By adding capacitors to offset the inductive reactance, thier power factor will shift toward unity, thereby reducing thier current demands. Note that thier use of real power may not change. Also note that the current between the inductive load and the power correcting capacitors are still higher than the real power used, but in that section of the circuit only, and not the utility infeed.

Typically, because of cost, pf correction is not taken to unity, but closer to unity. If you overdue it, your capacitive reactance will again begin to drive up your current requirements.

Last edited: Sep 8, 2009
6. marktchaos New Member

Sep 7, 2009
5
0
I think that's an over-simplicifaction - for a start there are several types of motor that can act as generators too. In general a motor under load is going to be pretty resistive (at low frequencies) since most of the power is being _dissipated_ from the POV of the circuit - the motor designer wants it to efficiently convert electricity to mechnical energy after all. At high frequencies it will look very inductive though (ignoring RFI suppression components - these might make it capacitive at RF...)
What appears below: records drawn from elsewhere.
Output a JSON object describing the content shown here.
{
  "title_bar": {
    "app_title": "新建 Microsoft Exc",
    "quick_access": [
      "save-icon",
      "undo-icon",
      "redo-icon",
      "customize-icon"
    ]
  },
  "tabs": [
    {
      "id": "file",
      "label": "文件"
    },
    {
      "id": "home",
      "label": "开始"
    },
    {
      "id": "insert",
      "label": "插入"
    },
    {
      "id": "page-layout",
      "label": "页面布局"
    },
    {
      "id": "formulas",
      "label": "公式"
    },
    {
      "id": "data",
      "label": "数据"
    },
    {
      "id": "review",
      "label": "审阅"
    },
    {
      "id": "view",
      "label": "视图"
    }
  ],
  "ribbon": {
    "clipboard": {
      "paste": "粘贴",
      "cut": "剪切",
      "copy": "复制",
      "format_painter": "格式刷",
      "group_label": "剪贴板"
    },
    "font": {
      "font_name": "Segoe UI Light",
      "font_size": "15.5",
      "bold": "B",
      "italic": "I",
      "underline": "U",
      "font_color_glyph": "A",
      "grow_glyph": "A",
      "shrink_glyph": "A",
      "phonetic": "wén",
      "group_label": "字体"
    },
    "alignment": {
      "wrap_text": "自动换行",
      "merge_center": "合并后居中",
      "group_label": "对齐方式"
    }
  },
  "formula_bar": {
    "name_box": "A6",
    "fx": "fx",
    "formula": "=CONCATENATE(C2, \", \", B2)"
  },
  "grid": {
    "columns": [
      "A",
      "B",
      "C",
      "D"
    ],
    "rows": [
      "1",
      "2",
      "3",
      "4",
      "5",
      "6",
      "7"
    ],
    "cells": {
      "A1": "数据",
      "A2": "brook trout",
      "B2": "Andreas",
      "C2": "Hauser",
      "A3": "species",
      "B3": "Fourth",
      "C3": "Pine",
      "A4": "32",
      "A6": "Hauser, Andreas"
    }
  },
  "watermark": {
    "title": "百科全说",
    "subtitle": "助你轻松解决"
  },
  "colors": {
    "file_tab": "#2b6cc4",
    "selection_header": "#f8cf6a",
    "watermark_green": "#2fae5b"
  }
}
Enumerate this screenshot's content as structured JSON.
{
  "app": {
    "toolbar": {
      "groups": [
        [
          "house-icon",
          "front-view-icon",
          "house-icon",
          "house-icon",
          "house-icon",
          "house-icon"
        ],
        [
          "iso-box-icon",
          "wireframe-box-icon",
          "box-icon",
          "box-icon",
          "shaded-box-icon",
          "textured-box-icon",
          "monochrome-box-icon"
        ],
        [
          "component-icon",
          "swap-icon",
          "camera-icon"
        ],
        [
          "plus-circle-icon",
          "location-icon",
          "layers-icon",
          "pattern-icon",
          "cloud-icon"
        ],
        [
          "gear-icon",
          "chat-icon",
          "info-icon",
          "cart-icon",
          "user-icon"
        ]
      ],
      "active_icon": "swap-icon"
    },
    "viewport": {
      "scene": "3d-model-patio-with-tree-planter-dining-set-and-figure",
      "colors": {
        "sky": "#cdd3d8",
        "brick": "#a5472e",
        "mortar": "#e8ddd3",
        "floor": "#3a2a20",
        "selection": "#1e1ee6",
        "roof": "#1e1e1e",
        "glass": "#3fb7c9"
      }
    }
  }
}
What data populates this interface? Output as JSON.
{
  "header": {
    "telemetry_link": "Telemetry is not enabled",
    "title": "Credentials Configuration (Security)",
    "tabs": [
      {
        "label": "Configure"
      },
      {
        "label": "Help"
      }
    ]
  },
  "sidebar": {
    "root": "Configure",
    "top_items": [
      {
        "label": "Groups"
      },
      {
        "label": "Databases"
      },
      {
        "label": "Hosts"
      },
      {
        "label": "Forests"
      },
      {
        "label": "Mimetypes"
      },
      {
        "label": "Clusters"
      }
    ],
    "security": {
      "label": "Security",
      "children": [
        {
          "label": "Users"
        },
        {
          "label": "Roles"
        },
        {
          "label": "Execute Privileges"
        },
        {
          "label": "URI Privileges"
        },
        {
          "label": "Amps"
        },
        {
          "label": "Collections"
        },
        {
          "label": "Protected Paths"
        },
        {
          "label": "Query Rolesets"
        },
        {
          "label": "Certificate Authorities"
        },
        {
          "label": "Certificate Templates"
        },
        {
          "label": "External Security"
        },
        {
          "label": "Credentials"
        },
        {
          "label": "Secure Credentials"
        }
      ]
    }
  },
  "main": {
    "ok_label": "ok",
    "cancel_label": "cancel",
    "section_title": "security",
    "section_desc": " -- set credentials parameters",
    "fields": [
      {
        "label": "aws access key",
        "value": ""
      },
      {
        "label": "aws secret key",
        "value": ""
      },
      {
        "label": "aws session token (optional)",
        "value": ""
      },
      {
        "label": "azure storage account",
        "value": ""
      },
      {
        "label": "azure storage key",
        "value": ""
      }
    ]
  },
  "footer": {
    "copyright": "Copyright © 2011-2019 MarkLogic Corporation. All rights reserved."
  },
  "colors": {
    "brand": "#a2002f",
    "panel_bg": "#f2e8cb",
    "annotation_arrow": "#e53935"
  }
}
But its more complex as the back EMF depends on the rotation speed, which is not represented in a simple model of complex impedance

7. rvh002@gmail.com AAC Fanatic!

May 15, 2009
119
2
Absolute nonsense, we are talking about normal ac motors which are all inductive.

8. Management Thread Starter Active Member

Sep 18, 2007
306
0
I understand the adding actual capacitors but what about the excitation of the generator. I don't see how increasing the excitation of the coils add reactive current to the "grid" and would make a generator look more inductive or capacitive to whatever it is connected to.

Are there equations that would explain this? Thanks for the discussion.

9. GetDeviceInfo AAC Fanatic!

Jun 7, 2009
1,623
240

If for instance I have a step up converter with an inductor and a smoothing capacitor, can one determine the value of capacitance and induction by looking at the output?

I suppose if one where to draw on the supply and measure switching frequency, power drawn, and ripple, one could calculate the values.

As a source, the presentation of voltage will differ depending on the 'reactance' or method of generation. A flyback inductor or capacitor will provide rapidly decaying voltages, while a conductor sweeping through a magnetic flux will give a sinsodial waveform which may be commutated or rectified.

I don't think your thinking of voltage change in a time domain, so 'reactance' of the supply is mute.

If your talking about a power source in general, remember that a source is just a potential difference with some current carrying capacity. It is up to the load to determine how the current is drawn in relationship to the voltage. The source itself does not affect the power factor, it's in the load.

10. rvh002@gmail.com AAC Fanatic!

May 15, 2009
119
2
Are you talking about AC or DC motors/generators?

11. Management Thread Starter Active Member

Sep 18, 2007
306
0
If that question is for me then I am asking about AC generators.